What kind of hardware and software was used?

There were magnets that sat on top of the piano, microphone speakers and the computer stations used the Computer Vision software on the browser. Then all the information went to a central computer which used Max MSP for processing.

Can you imagine the piece with strictly pre-written scores?

Absolutely. Then you would have to control the participant input because then you do not have the ability to respond as much, but I think it is definitely possible. I think you could make really specific effects, for example, that at a specific moment, there will be an effect that happens and that could be actually really effective. It just has to be very planned and timed, but it could be something which would give you a lot more precise control over the sound.

Were there any kind of compositional principles?

It was mainly improvised, so I would not say so. It is not a traditional composition. Our first priority was textures. That was the main guiding principle. Not just the way the piano was played but also the audio effects that the hand movements were making.

How did the participants affect each other and the piece?

It was based on the movement.
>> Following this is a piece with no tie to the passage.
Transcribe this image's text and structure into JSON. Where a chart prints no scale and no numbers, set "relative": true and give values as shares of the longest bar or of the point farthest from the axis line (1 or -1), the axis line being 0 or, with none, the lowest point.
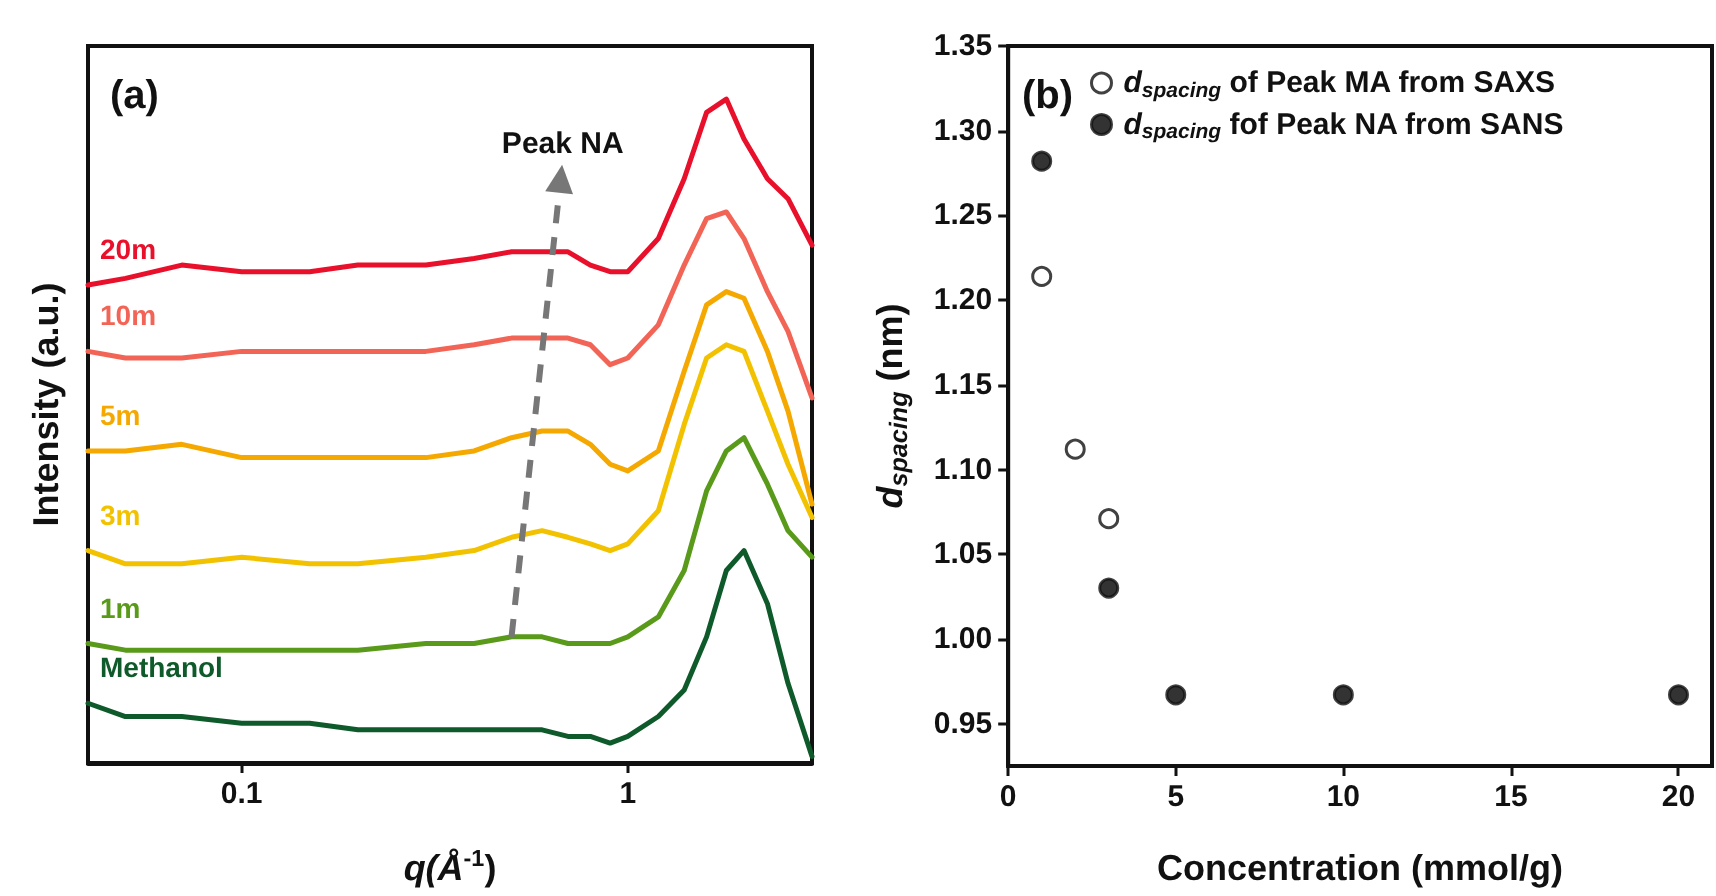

It was pretty much the same movement to sound mapping for the whole section of the piece. Of course, the participant would change and it would depend on what two different people were doing at the same time. You have a chain of effects and one effect from one person will affect the sound of the effect on the other person.

How did you work with the pianist?

We had a few rehearsals. We have collaborated together quite a few times, so we sort of know each other’s language. We had a few sessions where we had to mock up the audio effects and I was pretending to be the audience so he could listen to what could happen.

What was the process of composing?

Actually, once we had the idea and the concept it did not take too long. It took a while to get to a structure and to figure out the technology. Sometimes it takes a lot to decide what system to use. There were a few decisions to be made. Computer tracking can be done through many platforms, we can do it through the browser, and we can do it through different programs. Then we had to figure out what hardware we had and what CPU we had. Computer Vision is quite processing intensive, so if you track too many things and get it too complex it becomes really slow. There was a lot of fussing around with that. However, because of the improvised nature, it did not take too long. We probably had a couple of weeks before the performance where we rehearsed and settled on some sort of a structure with rhythmic and melodic elements so that David roughly knew what he was going to do.

What would you suggest to other compositors based on your experience on this piece?

I think there is a lot of participatory artwork now. It has become more and more popular over the last 10–20 years, not just in sound, but also in visual arts and installations. I think people are a lot more used to it and you can just use it as a gimmick. Sometimes I see works where there is a whole composition, orchestral or chamber music, and then sometimes it has some mobile phone sounds. When the sound that the audience makes is not an integral part of the piece, it can be difficult to engage the audience, because people tend to just want to sit down and just watch. You have to find how to make it absolutely necessary to the work rather than something that you just add on.

Photo:

Source: screenshot from youtube video of the piece

Monica Lim is interested in new cross-disciplinary genres and forms as well as combinations of new technology with music. Her work has been presented at Arts House, Science Gallery Melbourne, AsiaTOPA, White Night, Liquid Architecture, Melbourne Fringe, Arts Centre Melbourne, Sydney Dance Company and WorldPride as well as international symposiums such as ISEA and NIME. Monica is currently undertaking her PhD at the Faculty of Fine Arts and Music, University of Melbourne in movement-led composition and new technologies. She is part of the research team at VCA Dance’s TrakLAB and the University of Melbourne’s Centre for Artificial Intelligence and Digital Ethics. Monica is a 2023 Artist-in residence at the Grainger Museum and Melbourne Electronic Sound Studio and is co-creator of the Electromagnetic Piano with Mirza Ceyzar and David Shea.